As we saw in Timothy Wu’s Copyright’s Communications Policy, each time a new commercially viable technology comes about that makes revenue based upon the copyrighted works of others, any resolution of the conflict of interests takes much time and negotiation. Thus, according to our history books, we should not expect a complete resolution between copyright holders and the distributors of P2P software (who arguably make money based on others’ copyrighted works) anytime soon.
At first appearance, the current struggle between owners of copyrighted works and the distributors of P2P software seems not unlike the other struggles outlined in Wu’s paper. Those struggles took anywhere from about 10 years (in the case of the recording industry) to 37 years (radio) to be resolved. In each case, the two sides settled on a compulsory licensing agreement, after which Congress enacted it into law. Therefore, one might wonder whether the 3 cases outlined in Wu’s paper reflect a possible future for P2P.
However, we must be careful in comparing the past technologies that Wu mentions with that of P2P distributors. In each technology that Wu mentioned, whether it was records, radio, or cable television, it was the “distributors,” and not the end-users, that were attacked for violation of copyrights. Furthermore, at the time each of these technologies was developed, their uses were not explicitly infringing under the copyright legislation of the time. After all, that was the central debate in each of these cases: whether uses of the new technology constituted a violation of copyright.
This is in stark contrast to P2P technology. At the time it was developed, the “infringing” uses of P2P were already clearly violations under current copyright legislation. Moreover, because these “infringing” uses are indeed copyright violations, it is the end user, and not the distributor of the technology, that are direct copyright infringers. The question before the courts is whether Grokster and Streamcast can be held secondarily liable for these copyright infringements.
This brings us back to the question: are the struggles that Wu describes indicative of the future struggles between P2P distributors and copyright owners? While some of the fundamentals outlined above indicate that the current struggle between P2P and copyright owners and the struggles that Wu describes are not related, I think it’s likely that the cases may eventually be resolved in a similar manner. That is, both sides will take each other to court, unsuccessfully try to impose new legislation, and eventually develop some sort of royalty or compulsory licensing scheme that both sides agree on, and have Congress alter copyright law.
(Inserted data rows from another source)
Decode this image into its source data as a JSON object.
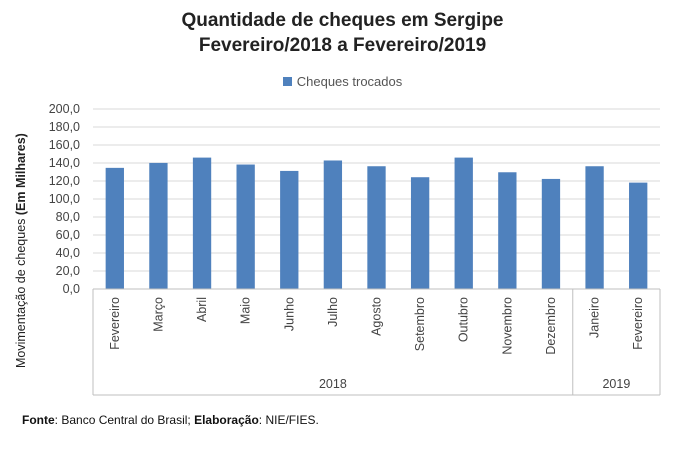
{
  "chart_data": {
    "type": "bar",
    "title": [
      "Quantidade de cheques em Sergipe",
      "Fevereiro/2018 a Fevereiro/2019"
    ],
    "ylabel_prefix": "Movimentação de cheques ",
    "ylabel_bold": "(Em Milhares)",
    "categories": [
      "Fevereiro",
      "Março",
      "Abril",
      "Maio",
      "Junho",
      "Julho",
      "Agosto",
      "Setembro",
      "Outubro",
      "Novembro",
      "Dezembro",
      "Janeiro",
      "Fevereiro"
    ],
    "groups": [
      {
        "label": "2018",
        "count": 11
      },
      {
        "label": "2019",
        "count": 2
      }
    ],
    "series": [
      {
        "name": "Cheques trocados",
        "color": "#4f81bd",
        "values": [
          134.6,
          140.1,
          146.0,
          138.3,
          131.2,
          142.8,
          136.4,
          124.2,
          146.0,
          129.7,
          122.3,
          136.4,
          118.2
        ]
      }
    ],
    "ylim": [
      0,
      200
    ],
    "yticks": [
      "0,0",
      "20,0",
      "40,0",
      "60,0",
      "80,0",
      "100,0",
      "120,0",
      "140,0",
      "160,0",
      "180,0",
      "200,0"
    ],
    "grid": true,
    "legend": "top"
  },
  "footer": {
    "fonte_label": "Fonte",
    "fonte_text": ": Banco Central do Brasil; ",
    "elab_label": "Elaboração",
    "elab_text": ": NIE/FIES."
  }
}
Regardless of how the struggle gets resolved, the fact of the matter is that P2P technology is here to stay. Clearly both the RIAA and MPAA could start selling their works online, using the internet as a distribution tool. But P2P represents a clear technological advantage, in that it can allow the transfer of large files to many people very quickly, without the bottlenecking that might be encountered should the works all be downloaded from a central server. The problem of P2P of course, is that since it is not centrally maintained, it is very hard to regulate, and thus make sure that copyright owners get revenue for what is downloaded.
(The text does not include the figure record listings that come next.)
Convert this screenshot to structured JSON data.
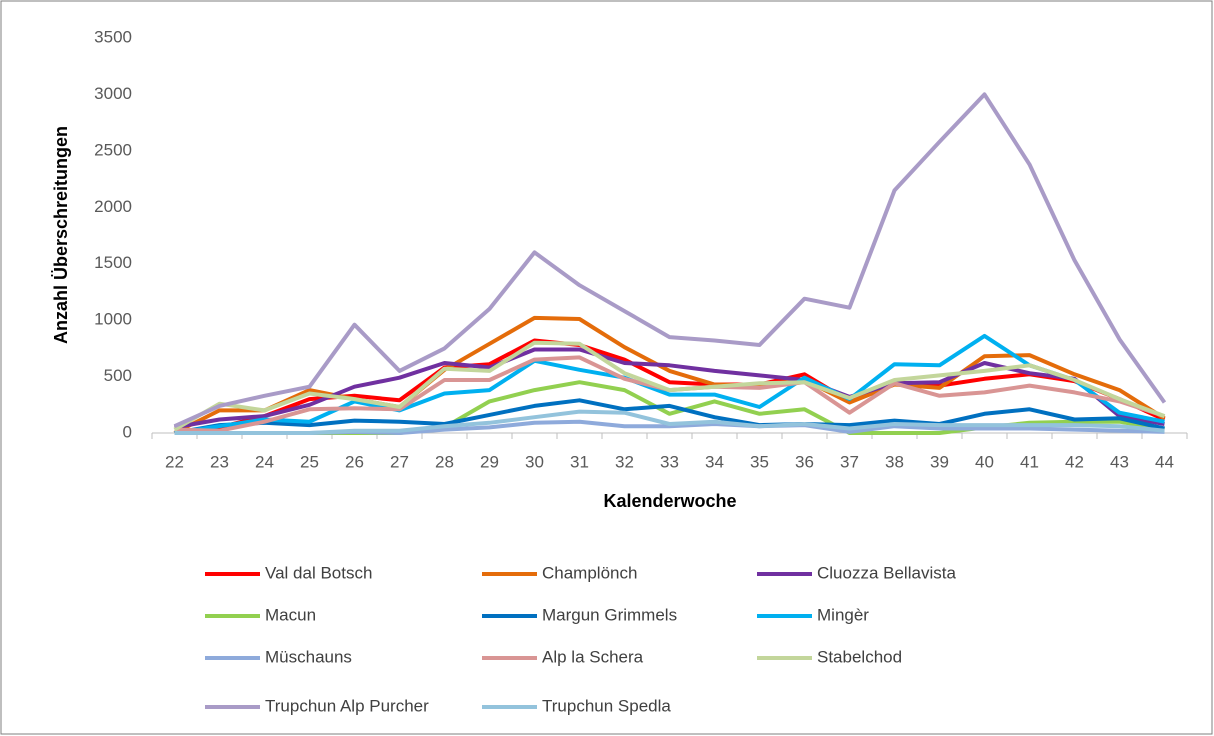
{
  "chart_data": {
    "type": "line",
    "x_label": "Kalenderwoche",
    "y_label": "Anzahl Überschreitungen",
    "categories": [
      "22",
      "23",
      "24",
      "25",
      "26",
      "27",
      "28",
      "29",
      "30",
      "31",
      "32",
      "33",
      "34",
      "35",
      "36",
      "37",
      "38",
      "39",
      "40",
      "41",
      "42",
      "43",
      "44"
    ],
    "ylim": [
      0,
      3500
    ],
    "yticks": [
      0,
      500,
      1000,
      1500,
      2000,
      2500,
      3000,
      3500
    ],
    "grid": false,
    "legend": "bottom",
    "series": [
      {
        "name": "Val dal Botsch",
        "color": "#ff0000",
        "values": [
          0,
          50,
          150,
          300,
          330,
          290,
          580,
          610,
          820,
          780,
          650,
          450,
          430,
          430,
          520,
          280,
          450,
          420,
          480,
          520,
          460,
          300,
          120
        ]
      },
      {
        "name": "Champlönch",
        "color": "#e46c0a",
        "values": [
          0,
          200,
          200,
          380,
          300,
          230,
          560,
          790,
          1020,
          1010,
          760,
          550,
          430,
          420,
          470,
          270,
          430,
          400,
          680,
          690,
          520,
          380,
          130
        ]
      },
      {
        "name": "Cluozza Bellavista",
        "color": "#7030a0",
        "values": [
          50,
          120,
          150,
          250,
          410,
          490,
          620,
          580,
          740,
          740,
          620,
          600,
          550,
          510,
          470,
          320,
          440,
          450,
          620,
          530,
          480,
          150,
          80
        ]
      },
      {
        "name": "Macun",
        "color": "#92d050",
        "values": [
          0,
          0,
          0,
          0,
          0,
          0,
          50,
          280,
          380,
          450,
          380,
          170,
          280,
          170,
          210,
          0,
          0,
          0,
          50,
          90,
          100,
          100,
          30
        ]
      },
      {
        "name": "Margun Grimmels",
        "color": "#0070c0",
        "values": [
          0,
          70,
          90,
          70,
          110,
          100,
          80,
          160,
          240,
          290,
          210,
          240,
          140,
          70,
          80,
          70,
          110,
          80,
          170,
          210,
          120,
          130,
          40
        ]
      },
      {
        "name": "Mingèr",
        "color": "#00b0f0",
        "values": [
          0,
          60,
          120,
          100,
          280,
          200,
          350,
          380,
          640,
          560,
          490,
          340,
          340,
          230,
          490,
          300,
          610,
          600,
          860,
          600,
          470,
          180,
          100
        ]
      },
      {
        "name": "Müschauns",
        "color": "#8eaadb",
        "values": [
          0,
          0,
          0,
          0,
          10,
          0,
          30,
          50,
          90,
          100,
          60,
          60,
          80,
          60,
          70,
          10,
          60,
          40,
          40,
          40,
          30,
          20,
          10
        ]
      },
      {
        "name": "Alp la Schera",
        "color": "#d99594",
        "values": [
          30,
          20,
          100,
          210,
          220,
          210,
          470,
          470,
          650,
          670,
          480,
          380,
          410,
          400,
          450,
          180,
          440,
          330,
          360,
          420,
          360,
          280,
          150
        ]
      },
      {
        "name": "Stabelchod",
        "color": "#c3d69b",
        "values": [
          30,
          260,
          200,
          350,
          300,
          230,
          570,
          550,
          800,
          790,
          530,
          380,
          410,
          440,
          450,
          310,
          470,
          510,
          550,
          600,
          470,
          300,
          150
        ]
      },
      {
        "name": "Trupchun Alp Purcher",
        "color": "#a99bc7",
        "values": [
          60,
          240,
          330,
          410,
          960,
          550,
          750,
          1100,
          1600,
          1310,
          1080,
          850,
          820,
          780,
          1190,
          1110,
          2150,
          2580,
          3000,
          2380,
          1530,
          830,
          270
        ]
      },
      {
        "name": "Trupchun Spedla",
        "color": "#93c3dc",
        "values": [
          0,
          0,
          0,
          0,
          20,
          20,
          60,
          90,
          140,
          190,
          180,
          80,
          100,
          60,
          80,
          40,
          80,
          70,
          70,
          70,
          70,
          60,
          20
        ]
      }
    ]
  }
}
However, just because a high profile P2P case is before the Supreme Court at the moment doesn’t mean that we should expect a resolution anytime soon. Unlike its decision in Sony, which was a reversal of the judgment of the Court of Appeals, the Supreme Court is currently not in a position to set a radical new precedent for the lower courts. They can either affirm the lower court’s ruling, or they can remand the case to a lower court for further proceedings. Thus, one can be assured that the lawsuits will continue for some time. Currently, both the MPAA and the RIAA risk an ongoing decay of profitability due to their inability to extract income from the distributors of P2P software. At the same time, distributors of P2P software have to be careful because they face the possibility that they may be held liable for indirect copyright infringement.
At the moment, I’d say that P2P distributors have a lead over the copyright owners. I say this simply because the 9th circuit recently sided with two major P2P distributors. Also, the plaintiffs may have temporarily weakened their arguments by some of the things they said in the 9th circuit court proceedings. I am specifically referring to the following exchange:
Ramos: There’s nothing different from what they’re [Grokster and Streamcast] doing from organizing and instructing the participants in a trafficking network that is trading in counterfeit materials than what they are doing.
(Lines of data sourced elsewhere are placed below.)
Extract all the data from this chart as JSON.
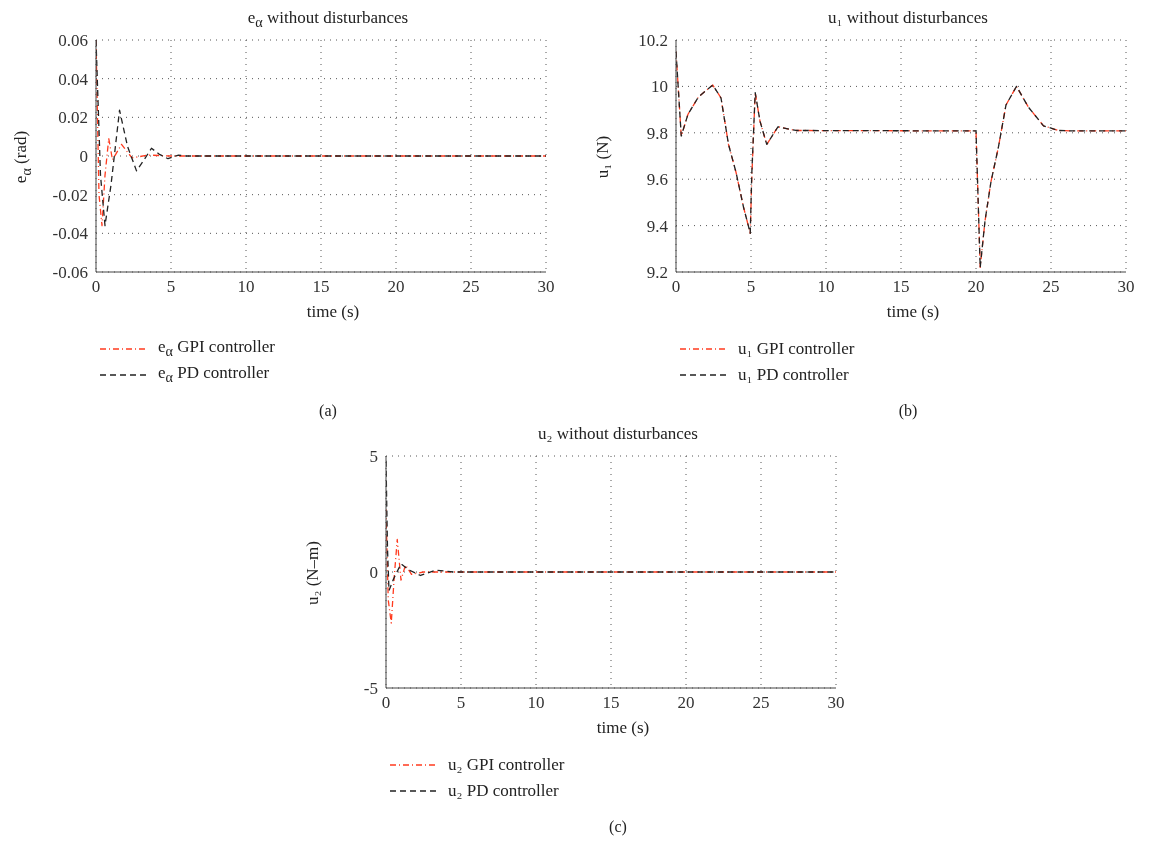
{
  "chart_data": [
    {
      "type": "line",
      "title": "e$_{α}$ without disturbances",
      "xlabel": "time (s)",
      "ylabel": "e$_{α}$ (rad)",
      "xlim": [
        0,
        30
      ],
      "xticks": [
        0,
        5,
        10,
        15,
        20,
        25,
        30
      ],
      "ylim": [
        -0.06,
        0.06
      ],
      "yticks": [
        -0.06,
        -0.04,
        -0.02,
        0,
        0.02,
        0.04,
        0.06
      ],
      "grid": true,
      "legend": "bottom",
      "annotations": [
        "(a)"
      ],
      "series": [
        {
          "name": "e$_{α}$ GPI controller",
          "color": "#ff3b1f",
          "line_style": "dashdot",
          "x": [
            0,
            0.2,
            0.4,
            0.6,
            0.85,
            1.1,
            1.7,
            2.4,
            3.5,
            5,
            30
          ],
          "values": [
            0.06,
            -0.02,
            -0.036,
            -0.01,
            0.009,
            -0.002,
            0.006,
            -0.001,
            0.0005,
            0,
            0
          ]
        },
        {
          "name": "e$_{α}$ PD controller",
          "color": "#222222",
          "line_style": "dashed",
          "x": [
            0,
            0.3,
            0.6,
            1.0,
            1.57,
            2.1,
            2.7,
            3.2,
            3.7,
            4.2,
            4.8,
            5.5,
            6,
            30
          ],
          "values": [
            0.06,
            -0.01,
            -0.036,
            -0.015,
            0.0237,
            0.005,
            -0.0077,
            -0.002,
            0.004,
            0.001,
            -0.0014,
            0.0005,
            0,
            0
          ]
        }
      ]
    },
    {
      "type": "line",
      "title": "u₁ without disturbances",
      "xlabel": "time (s)",
      "ylabel": "u₁ (N)",
      "xlim": [
        0,
        30
      ],
      "xticks": [
        0,
        5,
        10,
        15,
        20,
        25,
        30
      ],
      "ylim": [
        9.2,
        10.2
      ],
      "yticks": [
        9.2,
        9.4,
        9.6,
        9.8,
        10,
        10.2
      ],
      "grid": true,
      "legend": "bottom",
      "annotations": [
        "(b)"
      ],
      "series": [
        {
          "name": "u₁ GPI controller",
          "color": "#ff3b1f",
          "line_style": "dashdot",
          "x": [
            0,
            0.35,
            0.8,
            1.5,
            2.45,
            3.0,
            3.5,
            4.0,
            4.5,
            4.95,
            5.05,
            5.28,
            5.6,
            6.05,
            6.8,
            8,
            20,
            20.28,
            20.6,
            21,
            21.5,
            22,
            22.7,
            23.5,
            24.5,
            25.5,
            26.5,
            30
          ],
          "values": [
            10.15,
            9.786,
            9.88,
            9.955,
            10.006,
            9.95,
            9.75,
            9.63,
            9.48,
            9.367,
            9.6,
            9.973,
            9.85,
            9.75,
            9.826,
            9.81,
            9.808,
            9.22,
            9.42,
            9.59,
            9.74,
            9.92,
            10.0,
            9.91,
            9.83,
            9.81,
            9.808,
            9.808
          ]
        },
        {
          "name": "u₁ PD controller",
          "color": "#222222",
          "line_style": "dashed",
          "x": [
            0,
            0.35,
            0.8,
            1.5,
            2.45,
            3.0,
            3.5,
            4.0,
            4.5,
            4.95,
            5.05,
            5.28,
            5.6,
            6.05,
            6.8,
            8,
            20,
            20.28,
            20.6,
            21,
            21.5,
            22,
            22.7,
            23.5,
            24.5,
            25.5,
            26.5,
            30
          ],
          "values": [
            10.15,
            9.786,
            9.88,
            9.955,
            10.006,
            9.95,
            9.75,
            9.63,
            9.48,
            9.367,
            9.62,
            9.973,
            9.85,
            9.75,
            9.826,
            9.81,
            9.808,
            9.22,
            9.42,
            9.59,
            9.74,
            9.92,
            10.0,
            9.91,
            9.83,
            9.81,
            9.808,
            9.808
          ]
        }
      ]
    },
    {
      "type": "line",
      "title": "u₂ without disturbances",
      "xlabel": "time (s)",
      "ylabel": "u₂ (N–m)",
      "xlim": [
        0,
        30
      ],
      "xticks": [
        0,
        5,
        10,
        15,
        20,
        25,
        30
      ],
      "ylim": [
        -5,
        5
      ],
      "yticks": [
        -5,
        0,
        5
      ],
      "grid": true,
      "legend": "bottom",
      "annotations": [
        "(c)"
      ],
      "series": [
        {
          "name": "u₂ GPI controller",
          "color": "#ff3b1f",
          "line_style": "dashdot",
          "x": [
            0,
            0.15,
            0.35,
            0.55,
            0.75,
            1.0,
            1.3,
            1.7,
            2.5,
            30
          ],
          "values": [
            2.7,
            -1.2,
            -2.2,
            -0.2,
            1.4,
            -0.35,
            0.3,
            -0.1,
            0,
            0
          ]
        },
        {
          "name": "u₂ PD controller",
          "color": "#222222",
          "line_style": "dashed",
          "x": [
            0,
            0.1,
            0.2,
            0.5,
            1.0,
            1.5,
            2.3,
            3.3,
            4.5,
            30
          ],
          "values": [
            4.8,
            1.0,
            -0.8,
            -0.3,
            0.35,
            0.1,
            -0.15,
            0.08,
            0,
            0
          ]
        }
      ]
    }
  ]
}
Judge Noonan: Let me say what your problem is. You can use these harsh terms, but you are dealing with something new. And the question is, Does the statutory monopoly that Congress has given you reach out to that somthing new? And that’s a very debatable question. You don’t solve it by calling it theft. You have to show why this court should extend a statutory monopoly to cover the new thing. That’s your problem.
I’d say that the plaintiffs have to be very careful because the courts may think this kind of behavior represents a desire to destroy P2P technology altogether. The courts are fully aware of the beneficial uses of P2P technology, and the plaintiffs aren’t going to win cases by attacking the technology. In order for this struggle to be resolved, the copyright owners must eventually come to some sort of an agreement with P2P distributors. The courts can only do so much. Only once Congress enacts new legislation will there be protection for both sides.
Update: At 12:15 AM I added a couple hyperlinks and fixed some minor typos.